Anthony Fauci, director of the National Institute of Allergy and Infectious Diseases, recently co-authored an editorial that noted the potential of hyperimmune globulin, a blood protein which regulates immune response and serves as the basis for Takeda's new therapy, dubbed TAK-888.
Research has also shown that plasma from patients recovering from SARS, or severe acute respiratory syndrome, was a helpful survival agent for those still battling the infection.

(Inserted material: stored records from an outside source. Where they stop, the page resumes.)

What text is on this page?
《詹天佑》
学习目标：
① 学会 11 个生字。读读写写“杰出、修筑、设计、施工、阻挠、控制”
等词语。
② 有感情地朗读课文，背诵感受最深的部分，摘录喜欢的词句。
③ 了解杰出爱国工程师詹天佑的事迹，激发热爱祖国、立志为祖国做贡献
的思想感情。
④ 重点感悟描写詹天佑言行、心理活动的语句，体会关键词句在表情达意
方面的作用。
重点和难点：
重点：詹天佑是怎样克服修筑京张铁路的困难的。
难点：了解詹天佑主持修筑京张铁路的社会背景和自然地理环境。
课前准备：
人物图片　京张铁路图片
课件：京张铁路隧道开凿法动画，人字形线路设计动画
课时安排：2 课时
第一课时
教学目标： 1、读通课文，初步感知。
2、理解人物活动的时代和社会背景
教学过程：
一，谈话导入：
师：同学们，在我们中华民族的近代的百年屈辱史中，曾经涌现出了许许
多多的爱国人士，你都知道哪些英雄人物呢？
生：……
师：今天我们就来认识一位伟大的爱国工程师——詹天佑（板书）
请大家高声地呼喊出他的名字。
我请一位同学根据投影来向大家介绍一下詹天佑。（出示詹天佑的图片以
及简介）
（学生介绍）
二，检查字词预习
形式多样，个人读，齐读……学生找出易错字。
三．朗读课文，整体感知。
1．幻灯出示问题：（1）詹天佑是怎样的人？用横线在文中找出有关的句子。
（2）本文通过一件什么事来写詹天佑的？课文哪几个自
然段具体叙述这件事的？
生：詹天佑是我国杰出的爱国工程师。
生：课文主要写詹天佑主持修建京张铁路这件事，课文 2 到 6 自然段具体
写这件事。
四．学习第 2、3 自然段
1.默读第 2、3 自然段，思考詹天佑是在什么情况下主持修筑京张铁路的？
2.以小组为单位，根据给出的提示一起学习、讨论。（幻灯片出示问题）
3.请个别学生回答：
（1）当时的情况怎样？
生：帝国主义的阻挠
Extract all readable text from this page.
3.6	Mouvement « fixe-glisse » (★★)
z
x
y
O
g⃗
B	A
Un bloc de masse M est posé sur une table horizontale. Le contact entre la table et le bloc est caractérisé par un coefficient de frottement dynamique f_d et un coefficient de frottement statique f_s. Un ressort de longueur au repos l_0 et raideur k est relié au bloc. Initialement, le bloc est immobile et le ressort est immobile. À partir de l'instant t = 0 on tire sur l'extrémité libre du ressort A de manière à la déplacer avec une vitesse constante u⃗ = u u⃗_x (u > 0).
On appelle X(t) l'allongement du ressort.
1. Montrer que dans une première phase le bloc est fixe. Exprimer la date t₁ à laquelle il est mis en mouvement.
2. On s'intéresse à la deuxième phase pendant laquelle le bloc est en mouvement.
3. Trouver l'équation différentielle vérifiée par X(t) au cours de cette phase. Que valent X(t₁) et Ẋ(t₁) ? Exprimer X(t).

"Once available, intravenous hyperimmune globulin from recovered persons and monoclonal antibodies may be attractive candidates to study in early intervention," the authors wrote.
Takeda, naturally, sees value in the approach as well.
"By transferring the antibodies to a new patient, it may help that person’s immune system respond to the infection and increase their chance of recovery," Takeda said in a March 4 statement.
The company noted, though, that it will be making the therapy in segregated area of its Georgia manufacturing facility because "the plasma needed for TAK-888 is unlikely to come from current plasma donors..." The move shouldn't have negative effects on the production of Takeda's other plasma-derived therapies, the company said.
Takeda said it is talking with multiple national health and regulatory agencies in addition to partners in Asia, Europe and the United States about speeding research efforts for its new therapy, which will require access to source plasma from people who successfully recovered from the virus' illness.
Like other development efforts, Takeda's is just beginning and TAK-888 needs to be shown as safe and effective, a process that will take time. Most other drugmakers are working on preclinical projects, which have yet to be tried in humans.